Based on these experiences and others, I think anyone expecting Wikipedia to be or become 'authoritative' in the same way as, say, the Encyclopedia Britannica, is going to be forever disappointed. It's a great first stop, a place to go when you just want to know "Who was Heinie Manush?" or "What the hell is a Cohen-Macaulay ring?" or "How high is Mt. Elbert?" Sort of like an incredibly-knowledgeable neighbor - "Hey, Bob, you know anything 'bout the John Day River?" But I wouldn't trust anything on Wikipedia that I couldn't independently verify. It's a great information aggregator - but a middling information guarantor.

In addition to the problem of incomplete or incorrect information is the problem of malice - if any reader can be a writer, any reader can be a vandal as well. The loss of complete editorial control inherent in a open wiki can be pretty unnerving to the operator, as well as reader/writers; in earlier, more innocent times I often heard wiki advocates assure doubters that with a little persistent correction, vandals and cranks would just give up and go away. Alas, even the most dedicated of editors is no match for a relentless onslaught of cranks and wikispam robots, and eventually wikis and wiki software had to put much more time and energy into preserving their data.

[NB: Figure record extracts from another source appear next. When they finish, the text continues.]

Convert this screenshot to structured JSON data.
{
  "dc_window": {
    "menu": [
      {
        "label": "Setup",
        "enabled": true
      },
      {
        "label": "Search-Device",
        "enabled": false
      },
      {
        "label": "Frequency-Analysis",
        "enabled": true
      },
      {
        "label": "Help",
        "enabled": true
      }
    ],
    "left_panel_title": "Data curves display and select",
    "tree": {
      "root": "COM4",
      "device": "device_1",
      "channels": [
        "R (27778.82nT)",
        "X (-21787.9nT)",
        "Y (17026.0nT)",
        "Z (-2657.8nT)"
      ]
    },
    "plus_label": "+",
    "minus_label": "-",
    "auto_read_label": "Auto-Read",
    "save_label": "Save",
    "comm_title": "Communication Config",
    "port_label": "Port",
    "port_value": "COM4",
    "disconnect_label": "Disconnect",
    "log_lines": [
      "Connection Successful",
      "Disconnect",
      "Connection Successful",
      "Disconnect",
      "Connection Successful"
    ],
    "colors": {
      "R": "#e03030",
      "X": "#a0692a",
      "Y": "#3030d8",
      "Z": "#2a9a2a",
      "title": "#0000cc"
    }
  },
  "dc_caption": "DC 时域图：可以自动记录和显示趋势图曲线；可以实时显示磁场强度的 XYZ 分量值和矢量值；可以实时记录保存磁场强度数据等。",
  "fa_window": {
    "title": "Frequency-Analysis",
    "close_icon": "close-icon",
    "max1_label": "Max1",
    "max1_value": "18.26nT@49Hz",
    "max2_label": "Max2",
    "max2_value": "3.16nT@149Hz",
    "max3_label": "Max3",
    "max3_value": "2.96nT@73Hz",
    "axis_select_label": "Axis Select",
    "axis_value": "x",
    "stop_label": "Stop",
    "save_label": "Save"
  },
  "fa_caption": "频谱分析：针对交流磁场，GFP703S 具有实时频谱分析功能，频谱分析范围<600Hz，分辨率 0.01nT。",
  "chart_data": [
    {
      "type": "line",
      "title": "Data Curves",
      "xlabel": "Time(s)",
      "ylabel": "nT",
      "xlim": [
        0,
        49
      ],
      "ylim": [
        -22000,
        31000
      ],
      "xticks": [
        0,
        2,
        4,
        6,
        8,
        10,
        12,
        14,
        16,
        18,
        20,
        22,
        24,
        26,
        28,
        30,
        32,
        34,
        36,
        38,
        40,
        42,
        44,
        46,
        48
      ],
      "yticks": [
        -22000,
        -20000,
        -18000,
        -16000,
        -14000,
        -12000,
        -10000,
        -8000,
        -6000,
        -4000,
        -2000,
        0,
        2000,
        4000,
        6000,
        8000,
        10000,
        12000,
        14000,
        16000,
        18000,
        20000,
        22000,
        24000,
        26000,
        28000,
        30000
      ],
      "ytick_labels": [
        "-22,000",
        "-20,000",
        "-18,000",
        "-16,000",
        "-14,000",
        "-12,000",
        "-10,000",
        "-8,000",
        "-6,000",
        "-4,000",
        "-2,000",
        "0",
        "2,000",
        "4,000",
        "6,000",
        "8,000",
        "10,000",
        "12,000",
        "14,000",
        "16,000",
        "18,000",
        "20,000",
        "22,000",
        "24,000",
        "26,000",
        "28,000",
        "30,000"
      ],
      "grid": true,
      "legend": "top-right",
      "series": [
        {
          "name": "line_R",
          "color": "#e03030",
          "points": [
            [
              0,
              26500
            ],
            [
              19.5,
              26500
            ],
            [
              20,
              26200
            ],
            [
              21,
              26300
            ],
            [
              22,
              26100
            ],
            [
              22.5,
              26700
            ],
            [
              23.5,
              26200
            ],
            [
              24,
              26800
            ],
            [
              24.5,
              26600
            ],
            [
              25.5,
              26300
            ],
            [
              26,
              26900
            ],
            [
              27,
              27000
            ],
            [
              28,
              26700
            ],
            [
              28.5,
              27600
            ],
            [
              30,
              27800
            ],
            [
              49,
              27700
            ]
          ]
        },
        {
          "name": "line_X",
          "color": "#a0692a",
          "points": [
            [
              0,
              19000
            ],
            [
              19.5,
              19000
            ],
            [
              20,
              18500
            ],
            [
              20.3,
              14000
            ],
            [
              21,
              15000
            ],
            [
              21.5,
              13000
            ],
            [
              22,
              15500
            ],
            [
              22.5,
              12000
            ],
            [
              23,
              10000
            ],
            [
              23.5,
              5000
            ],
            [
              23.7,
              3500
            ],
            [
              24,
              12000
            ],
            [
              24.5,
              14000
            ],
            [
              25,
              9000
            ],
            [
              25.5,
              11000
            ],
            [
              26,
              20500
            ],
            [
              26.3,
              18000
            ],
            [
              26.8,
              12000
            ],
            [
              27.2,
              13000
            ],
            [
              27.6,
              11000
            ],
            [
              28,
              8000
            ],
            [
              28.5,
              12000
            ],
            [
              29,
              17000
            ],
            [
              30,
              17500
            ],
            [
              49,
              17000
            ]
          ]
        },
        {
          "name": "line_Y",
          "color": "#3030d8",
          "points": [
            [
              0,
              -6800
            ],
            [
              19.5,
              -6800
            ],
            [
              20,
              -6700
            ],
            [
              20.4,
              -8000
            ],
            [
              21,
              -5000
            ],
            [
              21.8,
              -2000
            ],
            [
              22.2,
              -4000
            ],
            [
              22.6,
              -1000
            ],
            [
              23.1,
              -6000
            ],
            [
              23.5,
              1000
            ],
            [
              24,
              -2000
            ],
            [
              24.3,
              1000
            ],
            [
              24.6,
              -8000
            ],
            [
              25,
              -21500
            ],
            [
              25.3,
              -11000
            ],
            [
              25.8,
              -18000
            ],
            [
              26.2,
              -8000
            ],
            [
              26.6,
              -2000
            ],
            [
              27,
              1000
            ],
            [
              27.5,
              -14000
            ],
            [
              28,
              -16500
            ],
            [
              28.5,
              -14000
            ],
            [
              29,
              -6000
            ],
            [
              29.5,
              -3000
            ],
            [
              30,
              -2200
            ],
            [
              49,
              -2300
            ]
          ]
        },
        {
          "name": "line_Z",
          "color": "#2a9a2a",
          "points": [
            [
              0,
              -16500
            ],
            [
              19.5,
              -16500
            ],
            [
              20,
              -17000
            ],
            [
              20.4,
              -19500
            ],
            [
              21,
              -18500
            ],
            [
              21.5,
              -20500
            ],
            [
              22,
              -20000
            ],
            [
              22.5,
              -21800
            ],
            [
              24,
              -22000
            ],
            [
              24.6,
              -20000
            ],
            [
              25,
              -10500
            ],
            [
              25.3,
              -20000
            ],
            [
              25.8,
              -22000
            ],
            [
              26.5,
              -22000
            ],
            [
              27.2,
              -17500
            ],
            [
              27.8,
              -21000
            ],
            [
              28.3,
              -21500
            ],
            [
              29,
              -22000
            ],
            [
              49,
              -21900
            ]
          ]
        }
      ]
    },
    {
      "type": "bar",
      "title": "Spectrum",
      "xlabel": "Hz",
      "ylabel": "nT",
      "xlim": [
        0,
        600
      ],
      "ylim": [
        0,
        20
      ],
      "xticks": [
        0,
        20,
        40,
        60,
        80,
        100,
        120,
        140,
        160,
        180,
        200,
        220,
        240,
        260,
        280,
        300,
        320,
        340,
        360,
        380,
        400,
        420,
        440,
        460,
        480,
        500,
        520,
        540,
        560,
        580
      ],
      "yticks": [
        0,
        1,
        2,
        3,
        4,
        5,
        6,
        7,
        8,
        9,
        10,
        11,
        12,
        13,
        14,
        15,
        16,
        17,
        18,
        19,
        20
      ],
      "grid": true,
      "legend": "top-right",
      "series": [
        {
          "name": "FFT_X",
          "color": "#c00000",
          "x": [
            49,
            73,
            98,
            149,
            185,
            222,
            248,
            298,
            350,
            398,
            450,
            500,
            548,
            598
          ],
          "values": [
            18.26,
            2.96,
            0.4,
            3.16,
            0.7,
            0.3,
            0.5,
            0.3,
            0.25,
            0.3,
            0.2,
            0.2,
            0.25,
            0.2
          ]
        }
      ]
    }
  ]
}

A look behind the scenes at Wikipedia reveals some of what must go on every day to keep entropy at bay; the administrative page devoted to 'Vandalism in progress' is extensive (though, it must be said, not so bad considering how many pages there are in Wikipedia total). Struggles against the repeated attacks of dedicated cranks and trolls are described therein; my current favorite (sure to linkrot away soon) is "Wikipedia is currently the target of vandalism by the followers of a self-styled god named Sollog..." Even with the question of accuracy out of the picture, Wikipedia requires a group of dedicated volunteers just to keep itself from decaying into a mass of outlandish crap.